HD 40657

Observation data Epoch J2000 Equinox ICRS
- Constellation: Orion
- Right ascension: 06^{h} 00^{m} 03.34963^{s}
- Declination: −03° 04′ 27.3305″
- Apparent magnitude (V): 4.52

Characteristics
- Evolutionary stage: red giant branch
- Spectral type: K1.5III-IIIb CN-1
- U−B color index: +1.21
- B−V color index: +1.22
- Variable type: suspected

Astrometry
- Radial velocity (R_{v}): +25.9±0.9 km/s
- Proper motion (μ): RA: +10.754 mas/yr Dec.: −73.601 mas/yr
- Parallax (π): 9.7817±0.2473 mas
- Distance: 333 ± 8 ly (102 ± 3 pc)
- Absolute magnitude (M_{V}): −1.00

Details
- Mass: 1.68 M_{☉}
- Radius: 22.2 R_{☉}
- Luminosity: 171 L_{☉}
- Surface gravity (log g): 2.42 cgs
- Temperature: 4,435 K
- Metallicity [Fe/H]: −0.48 dex
- Rotational velocity (v sin i): 2.1 km/s
- Age: 2.27 Gyr
- Other designations: NSV 2770, BD−03°1256, FK5 2457, GC 7587, HD 40657, HIP 28413, HR 2113, SAO 132732

Database references
- SIMBAD: data

= HD 40657 =

Star in the constellation Orion

HD 40657 is a single star in the equatorial constellation of Orion, near the constellation border with Monoceros. It has an orange hue and is faintly visible to the naked eye with an apparent visual magnitude of 4.52. The star is located at a distance of approximately 333 light years from the Sun based on parallax. It is drifting further away with a radial velocity of +26 km/s.

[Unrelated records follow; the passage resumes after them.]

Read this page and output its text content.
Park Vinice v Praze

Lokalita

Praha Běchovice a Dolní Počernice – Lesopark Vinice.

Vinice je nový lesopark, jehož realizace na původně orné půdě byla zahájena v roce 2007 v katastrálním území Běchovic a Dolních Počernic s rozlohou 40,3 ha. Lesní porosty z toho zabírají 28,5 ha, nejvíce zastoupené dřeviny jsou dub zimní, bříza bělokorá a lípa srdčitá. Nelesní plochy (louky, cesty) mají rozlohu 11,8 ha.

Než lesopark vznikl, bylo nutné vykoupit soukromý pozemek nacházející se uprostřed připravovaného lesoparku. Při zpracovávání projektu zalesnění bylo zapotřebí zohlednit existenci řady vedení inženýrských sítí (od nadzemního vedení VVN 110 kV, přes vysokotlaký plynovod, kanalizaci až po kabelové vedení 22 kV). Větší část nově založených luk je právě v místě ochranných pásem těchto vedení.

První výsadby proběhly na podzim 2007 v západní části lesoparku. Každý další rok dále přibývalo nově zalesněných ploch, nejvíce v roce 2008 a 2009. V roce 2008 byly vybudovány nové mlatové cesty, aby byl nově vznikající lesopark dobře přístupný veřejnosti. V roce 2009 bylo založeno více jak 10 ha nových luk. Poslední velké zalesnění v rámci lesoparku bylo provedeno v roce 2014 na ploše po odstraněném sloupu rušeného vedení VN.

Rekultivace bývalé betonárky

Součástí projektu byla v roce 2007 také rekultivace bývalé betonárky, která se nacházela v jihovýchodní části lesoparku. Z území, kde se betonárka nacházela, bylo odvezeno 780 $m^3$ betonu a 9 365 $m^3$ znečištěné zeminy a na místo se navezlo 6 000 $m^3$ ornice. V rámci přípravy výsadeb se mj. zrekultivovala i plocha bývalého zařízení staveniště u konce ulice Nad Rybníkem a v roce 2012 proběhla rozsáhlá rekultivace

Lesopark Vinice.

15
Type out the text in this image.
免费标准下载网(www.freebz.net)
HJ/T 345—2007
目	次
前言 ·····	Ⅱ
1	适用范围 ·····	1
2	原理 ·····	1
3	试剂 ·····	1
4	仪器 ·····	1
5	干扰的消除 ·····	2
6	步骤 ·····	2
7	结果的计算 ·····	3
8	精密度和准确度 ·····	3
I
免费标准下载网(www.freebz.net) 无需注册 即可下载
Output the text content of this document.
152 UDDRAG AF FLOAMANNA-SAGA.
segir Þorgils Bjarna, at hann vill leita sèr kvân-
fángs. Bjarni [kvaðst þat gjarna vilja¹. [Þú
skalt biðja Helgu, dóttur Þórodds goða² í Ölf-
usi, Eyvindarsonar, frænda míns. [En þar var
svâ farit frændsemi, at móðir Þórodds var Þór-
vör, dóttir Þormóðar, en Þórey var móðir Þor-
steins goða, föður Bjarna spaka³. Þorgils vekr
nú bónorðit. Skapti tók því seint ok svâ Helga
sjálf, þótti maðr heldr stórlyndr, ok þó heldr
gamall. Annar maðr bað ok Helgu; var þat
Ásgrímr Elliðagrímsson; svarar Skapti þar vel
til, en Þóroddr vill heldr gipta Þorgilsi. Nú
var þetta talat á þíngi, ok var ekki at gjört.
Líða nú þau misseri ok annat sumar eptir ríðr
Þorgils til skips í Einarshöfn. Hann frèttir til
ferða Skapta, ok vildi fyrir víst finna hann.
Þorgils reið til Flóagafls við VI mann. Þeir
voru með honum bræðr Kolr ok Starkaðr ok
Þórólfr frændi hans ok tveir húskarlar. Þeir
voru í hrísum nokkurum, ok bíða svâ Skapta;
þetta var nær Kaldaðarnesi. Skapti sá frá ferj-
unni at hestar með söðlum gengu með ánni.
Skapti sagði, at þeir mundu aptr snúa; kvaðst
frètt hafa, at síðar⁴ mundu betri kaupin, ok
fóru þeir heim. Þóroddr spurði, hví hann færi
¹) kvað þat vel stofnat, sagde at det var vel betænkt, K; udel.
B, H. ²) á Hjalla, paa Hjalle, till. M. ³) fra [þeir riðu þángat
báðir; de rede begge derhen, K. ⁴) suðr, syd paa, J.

This is an aging giant star with a stellar classification of K1.5III-IIIb CN-1, where the suffix notation indicates an underabundance of cyanogen in the spectrum. Having exhausted the supply of hydrogen at its core, this star cooled and expanded off the main sequence. At present it has 22 times the radius of the Sun.

HD 40657 is a suspected variable star with a brightness that has been measured ranging from magnitude 4.54 down to 4.58. It is an estimated 2.27 billion years old with 1.68 times the mass of the Sun and is spinning with a projected rotational velocity of 2.1 km/s. The star is radiating 171 times the Sun's luminosity from its swollen photosphere at an effective temperature of 4,536 K.